Nun glaube dir ziemlich alles geschrieben zu haben. Grüsse alle Bekannten und Verwandten von mir und sei du noch geküsst von deinem Vater.

Briefkopf.

Wir nähen heute, Betty ist da. Vater hat alles berichtet; sollen noch die Beethoven Platten, die zu Hause haben, bei Gelegenheit mitgeben? Du hast sie mal gekauft. Was sagst Du, dass Vater nach Bernburg fährt; (ich) redete ihm zu.

Recht herzl. Grüsse. Habt ihr auch so schönes Wetter? Frau Kossmann, Betty und Hede lassen grüssen.

Dear Martin,

We were very happy to receive the nice picture of the Gerauer meeting. To judge from it, Walther has become a strong big boy. I can imagine how much fun you had; for, when you have not seen one another for such a long time, you have a lot of stories to tell. How are Walther’s mother and sister doing? What do they do for a living? In your last letter you were amazed about all the good news, but, I am afraid, today I have very sad news for you.

Just imagine: Herbert Gottschall from Klein Gerau, who has just married in Amsterdam, passed away from a heart attack on Sunday, during the card game. This is just not possible! A healthy young man of only 30, and his wife is expecting their first child in 4 weeks and his parents who moved to Frankfurt recently, they wanted to emigrate to him. What will happen to his parents – we must wait and see. Herbert had some problem with his heart, they say. Man proposes, God disposes.

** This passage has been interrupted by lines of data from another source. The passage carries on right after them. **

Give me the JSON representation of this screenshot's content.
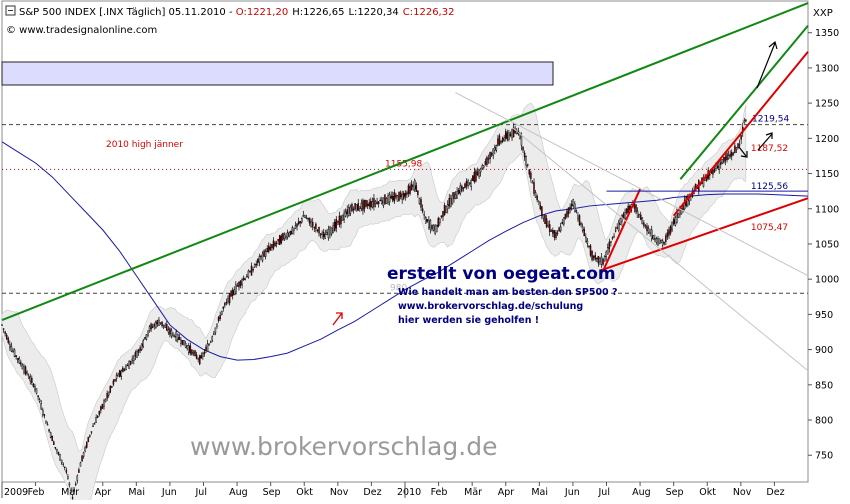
{
  "header": {
    "title": "S&P 500 INDEX [.INX Täglich] 05.11.2010 - ",
    "ohlc": [
      {
        "label": "O:",
        "value": "1221,20"
      },
      {
        "label": "H:",
        "value": "1226,65"
      },
      {
        "label": "L:",
        "value": "1220,34"
      },
      {
        "label": "C:",
        "value": "1226,32"
      }
    ],
    "source": "© www.tradesignalonline.com",
    "symbol": "XXP"
  },
  "colors": {
    "support_line": "#dd0000",
    "channel_line": "#118811",
    "moving_average": "#1a1aa8",
    "candle_up": "#ffffff",
    "candle_down": "#b00000",
    "band_fill": "#ececec",
    "info_text": "#000080",
    "watermark": "#9a9a9a",
    "highlight_box": "#dcdcff"
  },
  "annotations": {
    "headline": "erstellt von oegeat.com",
    "line1": "Wie handelt man am besten den SP500 ?",
    "line2": "www.brokervorschlag.de/schulung",
    "line3": "hier werden sie geholfen !",
    "watermark": "www.brokervorschlag.de",
    "high_label": "2010 high jänner"
  },
  "chart_data": {
    "type": "candlestick",
    "title": "S&P 500 INDEX [.INX Täglich] 05.11.2010",
    "x_unit": "month index (0 = Jan 2009)",
    "xlim": [
      0,
      24
    ],
    "ylim": [
      712,
      1395
    ],
    "yticks": [
      750,
      800,
      850,
      900,
      950,
      1000,
      1050,
      1100,
      1150,
      1200,
      1250,
      1300,
      1350
    ],
    "month_ticks": [
      {
        "x": 0.05,
        "label": "2009"
      },
      {
        "x": 1,
        "label": "Feb"
      },
      {
        "x": 2,
        "label": "Mär"
      },
      {
        "x": 3,
        "label": "Apr"
      },
      {
        "x": 4,
        "label": "Mai"
      },
      {
        "x": 5,
        "label": "Jun"
      },
      {
        "x": 6,
        "label": "Jul"
      },
      {
        "x": 7,
        "label": "Aug"
      },
      {
        "x": 8,
        "label": "Sep"
      },
      {
        "x": 9,
        "label": "Okt"
      },
      {
        "x": 10,
        "label": "Nov"
      },
      {
        "x": 11,
        "label": "Dez"
      },
      {
        "x": 12,
        "label": "2010"
      },
      {
        "x": 13,
        "label": "Feb"
      },
      {
        "x": 14,
        "label": "Mär"
      },
      {
        "x": 15,
        "label": "Apr"
      },
      {
        "x": 16,
        "label": "Mai"
      },
      {
        "x": 17,
        "label": "Jun"
      },
      {
        "x": 18,
        "label": "Jul"
      },
      {
        "x": 19,
        "label": "Aug"
      },
      {
        "x": 20,
        "label": "Sep"
      },
      {
        "x": 21,
        "label": "Okt"
      },
      {
        "x": 22,
        "label": "Nov"
      },
      {
        "x": 23,
        "label": "Dez"
      }
    ],
    "price_path": [
      [
        0.0,
        935
      ],
      [
        0.3,
        900
      ],
      [
        0.7,
        870
      ],
      [
        1.0,
        845
      ],
      [
        1.3,
        800
      ],
      [
        1.6,
        760
      ],
      [
        1.9,
        730
      ],
      [
        2.1,
        690
      ],
      [
        2.35,
        740
      ],
      [
        2.7,
        790
      ],
      [
        3.0,
        820
      ],
      [
        3.4,
        860
      ],
      [
        3.8,
        880
      ],
      [
        4.1,
        900
      ],
      [
        4.4,
        930
      ],
      [
        4.7,
        940
      ],
      [
        5.0,
        925
      ],
      [
        5.3,
        915
      ],
      [
        5.6,
        900
      ],
      [
        5.9,
        885
      ],
      [
        6.2,
        910
      ],
      [
        6.6,
        960
      ],
      [
        7.0,
        990
      ],
      [
        7.4,
        1010
      ],
      [
        7.7,
        1030
      ],
      [
        8.0,
        1045
      ],
      [
        8.4,
        1060
      ],
      [
        8.7,
        1070
      ],
      [
        9.0,
        1090
      ],
      [
        9.3,
        1075
      ],
      [
        9.6,
        1060
      ],
      [
        10.0,
        1080
      ],
      [
        10.4,
        1100
      ],
      [
        10.8,
        1105
      ],
      [
        11.2,
        1110
      ],
      [
        11.6,
        1115
      ],
      [
        12.0,
        1120
      ],
      [
        12.3,
        1135
      ],
      [
        12.6,
        1085
      ],
      [
        12.9,
        1070
      ],
      [
        13.2,
        1100
      ],
      [
        13.6,
        1125
      ],
      [
        14.0,
        1140
      ],
      [
        14.4,
        1165
      ],
      [
        14.8,
        1195
      ],
      [
        15.1,
        1205
      ],
      [
        15.4,
        1210
      ],
      [
        15.6,
        1170
      ],
      [
        15.9,
        1120
      ],
      [
        16.2,
        1080
      ],
      [
        16.5,
        1060
      ],
      [
        16.8,
        1090
      ],
      [
        17.0,
        1110
      ],
      [
        17.3,
        1070
      ],
      [
        17.6,
        1030
      ],
      [
        17.9,
        1025
      ],
      [
        18.2,
        1060
      ],
      [
        18.5,
        1090
      ],
      [
        18.8,
        1105
      ],
      [
        19.1,
        1080
      ],
      [
        19.4,
        1060
      ],
      [
        19.7,
        1050
      ],
      [
        20.0,
        1080
      ],
      [
        20.3,
        1105
      ],
      [
        20.6,
        1125
      ],
      [
        21.0,
        1145
      ],
      [
        21.4,
        1165
      ],
      [
        21.8,
        1180
      ],
      [
        22.0,
        1196
      ],
      [
        22.1,
        1222
      ],
      [
        22.15,
        1226.32
      ]
    ],
    "moving_average": [
      [
        0,
        1195
      ],
      [
        0.5,
        1180
      ],
      [
        1,
        1165
      ],
      [
        1.5,
        1145
      ],
      [
        2,
        1120
      ],
      [
        2.5,
        1095
      ],
      [
        3,
        1070
      ],
      [
        3.5,
        1040
      ],
      [
        4,
        1005
      ],
      [
        4.5,
        970
      ],
      [
        5,
        935
      ],
      [
        5.5,
        915
      ],
      [
        6,
        900
      ],
      [
        6.5,
        890
      ],
      [
        7,
        885
      ],
      [
        7.5,
        886
      ],
      [
        8,
        890
      ],
      [
        8.5,
        895
      ],
      [
        9,
        905
      ],
      [
        9.5,
        915
      ],
      [
        10,
        928
      ],
      [
        10.5,
        940
      ],
      [
        11,
        955
      ],
      [
        11.5,
        970
      ],
      [
        12,
        985
      ],
      [
        12.5,
        998
      ],
      [
        13,
        1010
      ],
      [
        13.5,
        1025
      ],
      [
        14,
        1040
      ],
      [
        14.5,
        1055
      ],
      [
        15,
        1068
      ],
      [
        15.5,
        1080
      ],
      [
        16,
        1090
      ],
      [
        16.5,
        1097
      ],
      [
        17,
        1100
      ],
      [
        17.5,
        1104
      ],
      [
        18,
        1106
      ],
      [
        18.5,
        1108
      ],
      [
        19,
        1110
      ],
      [
        19.5,
        1112
      ],
      [
        20,
        1116
      ],
      [
        20.5,
        1118
      ],
      [
        21,
        1120
      ],
      [
        21.5,
        1121
      ],
      [
        22,
        1121
      ],
      [
        22.5,
        1121
      ],
      [
        23,
        1120
      ],
      [
        23.5,
        1119
      ],
      [
        24,
        1118
      ]
    ],
    "trend_lines": [
      {
        "name": "channel-upper",
        "color": "green",
        "points": [
          [
            0,
            942
          ],
          [
            24,
            1392
          ]
        ]
      },
      {
        "name": "short-channel",
        "color": "green",
        "points": [
          [
            20.2,
            1142
          ],
          [
            24,
            1360
          ]
        ]
      },
      {
        "name": "rise-support",
        "color": "red",
        "points": [
          [
            20.0,
            1090
          ],
          [
            24,
            1323
          ]
        ]
      },
      {
        "name": "support",
        "color": "red",
        "points": [
          [
            17.8,
            1012
          ],
          [
            24,
            1115
          ]
        ]
      },
      {
        "name": "july-rise",
        "color": "red",
        "points": [
          [
            17.9,
            1012
          ],
          [
            19.0,
            1128
          ]
        ]
      }
    ],
    "horizontal_levels": [
      {
        "name": "resistance",
        "value": 1219.54,
        "label": "1219,54",
        "style": "dashed"
      },
      {
        "name": "jan-high",
        "value": 1155.98,
        "label": "1155,98",
        "style": "dotted-red"
      },
      {
        "name": "level-980",
        "value": 980,
        "label": "980",
        "style": "dashed"
      }
    ],
    "value_labels": [
      {
        "label": "1187,52",
        "x": 22.15,
        "y": 1187.52
      },
      {
        "label": "1125,56",
        "x": 22.15,
        "y": 1125.56
      },
      {
        "label": "1075,47",
        "x": 22.15,
        "y": 1075.47
      }
    ],
    "last_close": 1226.32
  }
}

You wrote that Stanley is also doing photos now; I assume you had helped him to get his equipment.

On Thursday I drive to Bemburg to Alex’ 70th Birthday and want to surprise them. Berthel is also at home and will stay for a few weeks to have her things put together for the emigration; then she has a few things to finish, then she will get married and in May she will leave.

If you need some small things, she can take them with her. Max Guthmann’s children too are going to leave soon. Their paperwork is now in Stuttgart. Salomon’s first furniture pieces were put temporarily into the new place yesterday; they, too, will leave in 6 weeks.

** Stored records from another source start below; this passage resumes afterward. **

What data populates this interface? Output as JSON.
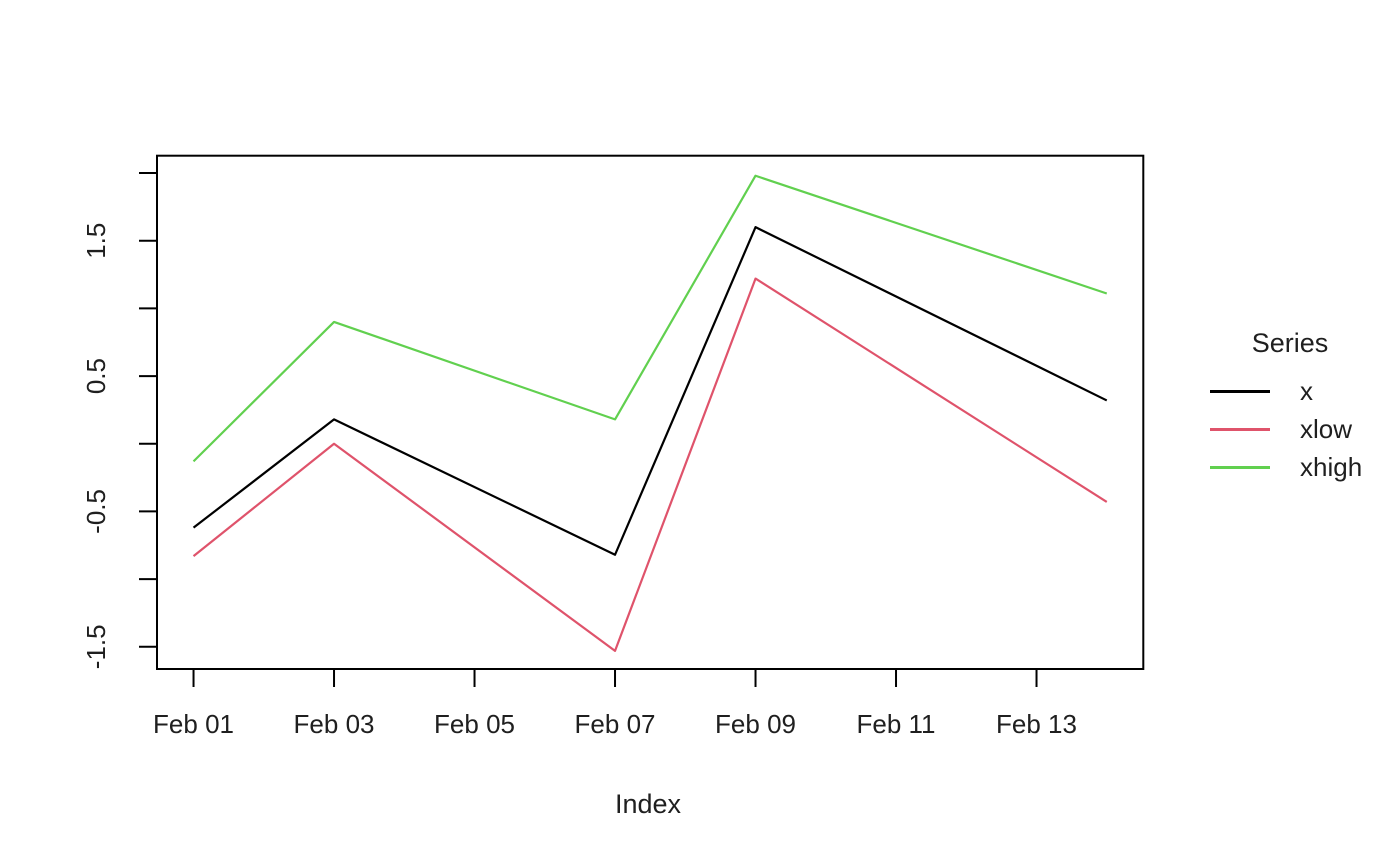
{
  "chart_data": {
    "type": "line",
    "title": "",
    "xlabel": "Index",
    "ylabel": "",
    "x_axis": {
      "unit": "date",
      "tick_days": [
        1,
        3,
        5,
        7,
        9,
        11,
        13
      ],
      "tick_labels": [
        "Feb 01",
        "Feb 03",
        "Feb 05",
        "Feb 07",
        "Feb 09",
        "Feb 11",
        "Feb 13"
      ],
      "lim_days": [
        0.48,
        14.52
      ]
    },
    "y_axis": {
      "tick_values": [
        2.0,
        1.5,
        1.0,
        0.5,
        0.0,
        -0.5,
        -1.0,
        -1.5
      ],
      "tick_labels": [
        "",
        "1.5",
        "",
        "0.5",
        "",
        "-0.5",
        "",
        "-1.5"
      ],
      "lim": [
        -1.664,
        2.128
      ]
    },
    "x_days": [
      1,
      3,
      7,
      9,
      14
    ],
    "x_point_labels": [
      "Feb 01",
      "Feb 03",
      "Feb 07",
      "Feb 09",
      "Feb 14"
    ],
    "series": [
      {
        "name": "x",
        "color": "#000000",
        "values": [
          -0.62,
          0.18,
          -0.82,
          1.6,
          0.32
        ]
      },
      {
        "name": "xlow",
        "color": "#DF536B",
        "values": [
          -0.83,
          0.0,
          -1.53,
          1.22,
          -0.43
        ]
      },
      {
        "name": "xhigh",
        "color": "#61D04F",
        "values": [
          -0.13,
          0.9,
          0.18,
          1.98,
          1.11
        ]
      }
    ],
    "legend": {
      "title": "Series",
      "entries": [
        "x",
        "xlow",
        "xhigh"
      ],
      "position": "right-outside"
    },
    "grid": false,
    "frame_box": true
  }
}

Hede is in Darmstadt today to take English classes with Miss Kätsch. She goes there weekly. First this woman used to come here, but now it is not worth her time to travel here.

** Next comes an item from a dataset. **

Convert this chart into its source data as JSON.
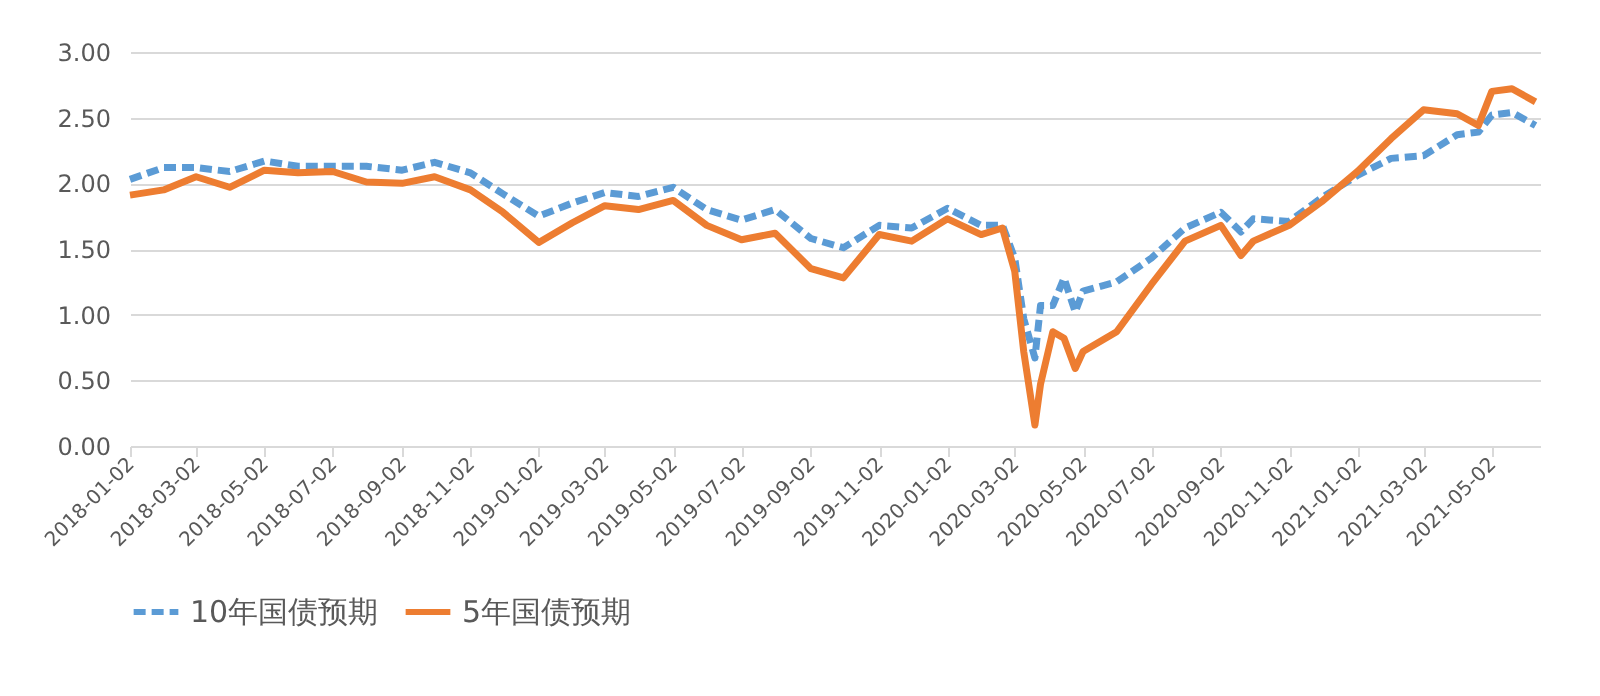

You have asked about different monies to come in. Gruning: still 1900 owing. Schneider 4000.-, Knoblauch 3300; He has to pay by August since he will sell a piece of real estate for that amount. Scherer still owes his brother- in-law 2000 that he has to repay by June 1939; He holds Scherer’s money for the house. We’ll get 2500 Marks from Schulz soon, via the Bausparkasse in Darmstadt, as it was held from him in December? W. Anthesstill owes 9.5; he pays weekly but slowly. The Waldehereinigung (Waldenser-Einigung?) bought some land from them I’ll get 700, but one must be extremely patient with them.

Well, I guess I have reported just about everything I had. Say hello to all and warm kisses from your Father.

Letterhead:

We are sewing today with Betty. Father told you everything; Should we send you the Beethoven discs from here, if the opportunity arises? You had bought them back then. What do you think about Father going to Bemburg? I had talked him into it.

Warm greetings. Do you also have nice weather?

Mrs. Kossmann. Betty and Hede are saying hello.